CHAPITRE IX Nicolas Sarkozy et les victimes : instrumentalisation et confusion

L’instrumentalisation des victimes

« Les droits de l’homme, pour moi, ce sont avant tout les droits de la victime » (3 juillet 2006).

« Vous vous souvenez de Mme Cremel ? Cette jeune femme de 42 ans assassinée à coup de bâtons sur la tête, parce que, pour 20 euros en poche, elle allait faire son jogging. Je vais à l’enterrement, je suis à côté de son mari, admirable de dignité et de sa fille de 11 ans... » (A vous de juger, France 2, 30 novembre 2006).

« Comment on s’assure qu’on n’ait plus de situation comme celle que nous avons connue avec Monsieur Fofana, celui qui est suspecté d’être l’assassin du petit Ilan qu’on a retrouvé avec le corps recouvert de 80% de torture ? Comment on peut arriver à avoir un comportement aussi barbare ? Est-ce qu’il ne faut pas s’occuper de la détection précoce chez les enfants des troubles du comportement pour éviter ça ? » (Europe 1, 11 avril 2006).

« Je veux que les victimes soient mieux considérées dans la procédure judiciaire. Il existe un juge pour les condamnés, c’est le juge de l’application des peines. Il faut créer un juge pour les victimes, chargé de veiller tout d’abord à la pleine et entière exécution de la condamnation. 18 mois après leur prononcé, 45% des peines de prison ferme ne sont pas exécutées. Ce juge des victimes aurait également pour tâche de suivre la victime, de l’assister dans son processus de reconstruction, voire parfois de réinsertion dans la vie normale. Ce qu’on fait pour les auteurs, c’est bien le moins que de le faire aussi pour les victimes. »

L’exhibition des victimes

Un des premiers droits des victimes est qu’on respecte leur dignité. Celle de leur souffrance qui n’appartient qu’à elles. Pendant longtemps elles n’ont appartenu à personne, noyées d’indifférence. On peut se demander parfois si elles ont beaucoup gagné à se retrouver soudain exhibées sur la place publique, portées en étendard de combats de toute sorte, décorant les programmes et les professions de foi. L’instrumentalisation des victimes a été portée à son comble par Nicolas Sarkozy. Passe qu’une affaire soit évoquée, passe qu’un nom soit cité. Mais lorsque la référence devient systématique, que le sordide de l’affaire est étalé régulièrement, comment ne pas ressentir, pour le moins un malaise ? Combien de fois n’a-t-on entendu le ministre-candidat évoquer dans le détail le meurtre de Nelly Cremel (utilisé pour attaquer le laxisme des magistrats ou justifier sa politique face aux récidivistes), ou celui de Mama Galédou, brûlée dans un autobus à Marseille (utilisé pour justifier ses propositions répressives face aux mineurs) ou, celui d’Ilan Halimi (découvert agonisant après avoir été torturé) utilisé d’une façon totalement absurde pour justifier la détection précoce des troubles du comportement de l’enfant ! Le 10 février 2007 il recevait Place Beauvau des institutrices qui se s’étaient fait agresser et dont les coupables ont été sanctionnés par des peines de prison ferme (7 mois d’emprisonnement ferme pour l’un, 6 mois dont 5 avec sursis pour l’autre) il en profitait - c’est alors le candidat qui parlait ?- pour marteler “sa ferme volonté d’imposer des peines plancher” (communiqué du ministère)

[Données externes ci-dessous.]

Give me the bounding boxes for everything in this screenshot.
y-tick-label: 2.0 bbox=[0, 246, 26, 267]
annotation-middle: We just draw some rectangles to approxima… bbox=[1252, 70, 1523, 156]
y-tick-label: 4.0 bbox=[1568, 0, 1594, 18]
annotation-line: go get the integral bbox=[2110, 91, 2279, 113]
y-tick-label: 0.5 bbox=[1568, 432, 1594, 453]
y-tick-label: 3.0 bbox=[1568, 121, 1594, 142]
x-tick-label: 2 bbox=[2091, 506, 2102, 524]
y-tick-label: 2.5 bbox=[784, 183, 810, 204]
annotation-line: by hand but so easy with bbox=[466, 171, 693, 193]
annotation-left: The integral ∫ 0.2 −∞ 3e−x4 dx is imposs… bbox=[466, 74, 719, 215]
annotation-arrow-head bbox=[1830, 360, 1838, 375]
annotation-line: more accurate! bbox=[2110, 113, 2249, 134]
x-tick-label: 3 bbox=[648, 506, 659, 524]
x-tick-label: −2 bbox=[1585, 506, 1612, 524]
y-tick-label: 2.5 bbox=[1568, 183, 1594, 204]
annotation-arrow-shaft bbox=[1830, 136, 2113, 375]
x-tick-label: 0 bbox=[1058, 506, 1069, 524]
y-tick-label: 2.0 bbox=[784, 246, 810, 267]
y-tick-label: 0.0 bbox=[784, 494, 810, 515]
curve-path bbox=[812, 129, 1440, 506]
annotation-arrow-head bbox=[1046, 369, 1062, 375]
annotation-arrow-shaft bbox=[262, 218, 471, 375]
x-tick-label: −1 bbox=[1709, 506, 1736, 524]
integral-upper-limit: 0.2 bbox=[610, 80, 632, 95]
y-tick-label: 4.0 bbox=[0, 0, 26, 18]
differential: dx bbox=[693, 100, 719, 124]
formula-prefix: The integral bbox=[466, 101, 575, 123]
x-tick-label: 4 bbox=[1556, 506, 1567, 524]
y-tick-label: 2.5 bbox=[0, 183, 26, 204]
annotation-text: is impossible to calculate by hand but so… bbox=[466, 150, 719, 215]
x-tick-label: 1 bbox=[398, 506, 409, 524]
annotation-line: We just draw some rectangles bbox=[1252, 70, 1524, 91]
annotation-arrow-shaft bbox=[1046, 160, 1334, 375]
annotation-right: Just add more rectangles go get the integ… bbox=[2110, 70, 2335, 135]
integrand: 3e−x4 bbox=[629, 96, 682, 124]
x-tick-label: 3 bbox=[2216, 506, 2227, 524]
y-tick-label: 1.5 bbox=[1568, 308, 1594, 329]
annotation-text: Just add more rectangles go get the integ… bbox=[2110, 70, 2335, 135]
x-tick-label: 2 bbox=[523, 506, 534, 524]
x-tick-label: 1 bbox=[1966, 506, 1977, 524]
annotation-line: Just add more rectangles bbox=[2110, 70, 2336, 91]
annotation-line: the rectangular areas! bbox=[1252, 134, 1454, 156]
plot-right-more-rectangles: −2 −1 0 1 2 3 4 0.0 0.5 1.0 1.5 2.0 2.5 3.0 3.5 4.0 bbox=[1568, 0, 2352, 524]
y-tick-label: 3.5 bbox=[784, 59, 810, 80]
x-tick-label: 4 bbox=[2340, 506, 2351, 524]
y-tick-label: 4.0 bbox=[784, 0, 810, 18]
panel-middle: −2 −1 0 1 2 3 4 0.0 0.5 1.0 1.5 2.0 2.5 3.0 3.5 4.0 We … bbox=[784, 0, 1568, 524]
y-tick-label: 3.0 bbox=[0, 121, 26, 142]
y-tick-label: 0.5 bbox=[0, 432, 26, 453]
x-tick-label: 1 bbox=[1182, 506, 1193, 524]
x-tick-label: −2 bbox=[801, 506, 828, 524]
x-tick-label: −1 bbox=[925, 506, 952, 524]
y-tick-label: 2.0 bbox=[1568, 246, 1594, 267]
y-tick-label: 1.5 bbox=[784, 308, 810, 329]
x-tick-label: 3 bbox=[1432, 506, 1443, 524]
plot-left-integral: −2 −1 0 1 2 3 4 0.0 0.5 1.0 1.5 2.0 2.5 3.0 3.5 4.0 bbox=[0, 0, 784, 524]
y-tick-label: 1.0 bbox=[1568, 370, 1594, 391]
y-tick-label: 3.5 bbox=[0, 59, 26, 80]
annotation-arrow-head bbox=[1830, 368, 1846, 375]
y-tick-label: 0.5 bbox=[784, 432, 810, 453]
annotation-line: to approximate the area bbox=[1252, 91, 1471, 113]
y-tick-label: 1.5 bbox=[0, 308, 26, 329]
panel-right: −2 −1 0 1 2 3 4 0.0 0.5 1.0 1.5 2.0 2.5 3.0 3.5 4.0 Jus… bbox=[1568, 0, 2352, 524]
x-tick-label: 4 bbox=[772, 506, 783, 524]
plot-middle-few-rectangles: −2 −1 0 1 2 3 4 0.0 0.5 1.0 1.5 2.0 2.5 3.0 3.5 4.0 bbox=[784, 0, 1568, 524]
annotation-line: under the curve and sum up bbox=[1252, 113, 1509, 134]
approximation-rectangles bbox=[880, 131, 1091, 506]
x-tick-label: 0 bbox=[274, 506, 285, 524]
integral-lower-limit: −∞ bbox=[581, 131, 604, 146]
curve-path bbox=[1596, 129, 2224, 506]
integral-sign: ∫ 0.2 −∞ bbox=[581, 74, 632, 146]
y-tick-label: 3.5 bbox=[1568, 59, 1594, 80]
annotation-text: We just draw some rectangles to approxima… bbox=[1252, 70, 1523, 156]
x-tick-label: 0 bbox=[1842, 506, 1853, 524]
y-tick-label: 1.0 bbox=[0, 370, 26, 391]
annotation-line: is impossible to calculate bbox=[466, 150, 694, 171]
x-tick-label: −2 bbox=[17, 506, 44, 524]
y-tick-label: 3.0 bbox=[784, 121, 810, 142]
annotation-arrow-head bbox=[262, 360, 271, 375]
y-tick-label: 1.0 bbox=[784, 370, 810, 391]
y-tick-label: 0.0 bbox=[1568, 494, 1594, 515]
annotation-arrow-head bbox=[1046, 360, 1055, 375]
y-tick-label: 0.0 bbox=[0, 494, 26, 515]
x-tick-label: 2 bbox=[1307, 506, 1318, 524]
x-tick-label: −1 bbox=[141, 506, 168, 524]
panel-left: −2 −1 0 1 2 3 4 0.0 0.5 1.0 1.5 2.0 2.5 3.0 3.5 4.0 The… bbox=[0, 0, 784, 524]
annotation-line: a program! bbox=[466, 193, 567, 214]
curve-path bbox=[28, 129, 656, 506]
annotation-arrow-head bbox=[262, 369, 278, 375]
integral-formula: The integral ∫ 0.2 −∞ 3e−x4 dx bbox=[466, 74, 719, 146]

Comment ne pas être choqué cette exploitation de la souffrance d’autrui à des fins de propagande ? Qu’un ministre de l’intérieur aille aux obsèques d’une victime d’un crime de droit commun ? Pourquoi pas, dès lors qu’il le fait avec recueillement et discrétion. Mais le faire ostensiblement devant les caméras ! Qu’il en fasse état ensuite dans des discours électoraux, est simplement indécent. Heureusement toutes les victimes ne se plient pas à ce cérémonial médiatique et électoral et infligent quelques rebuffades au ministre candidat. Ainsi lorsque les parents des jeunes de Clichy sous Bois électrocutés en octobre 2005 refusent de se rendre au ministère de l’intérieur. Siyakah Traoré, frère d’un des deux jeunes électrocutés dans un transformateur à Clichy sous bois explique son refus par “l’incompétence” de Nicolas Sarkozy, préférant obtenir un rendez-vous chez le premier ministre qui était alors son concurrent direct.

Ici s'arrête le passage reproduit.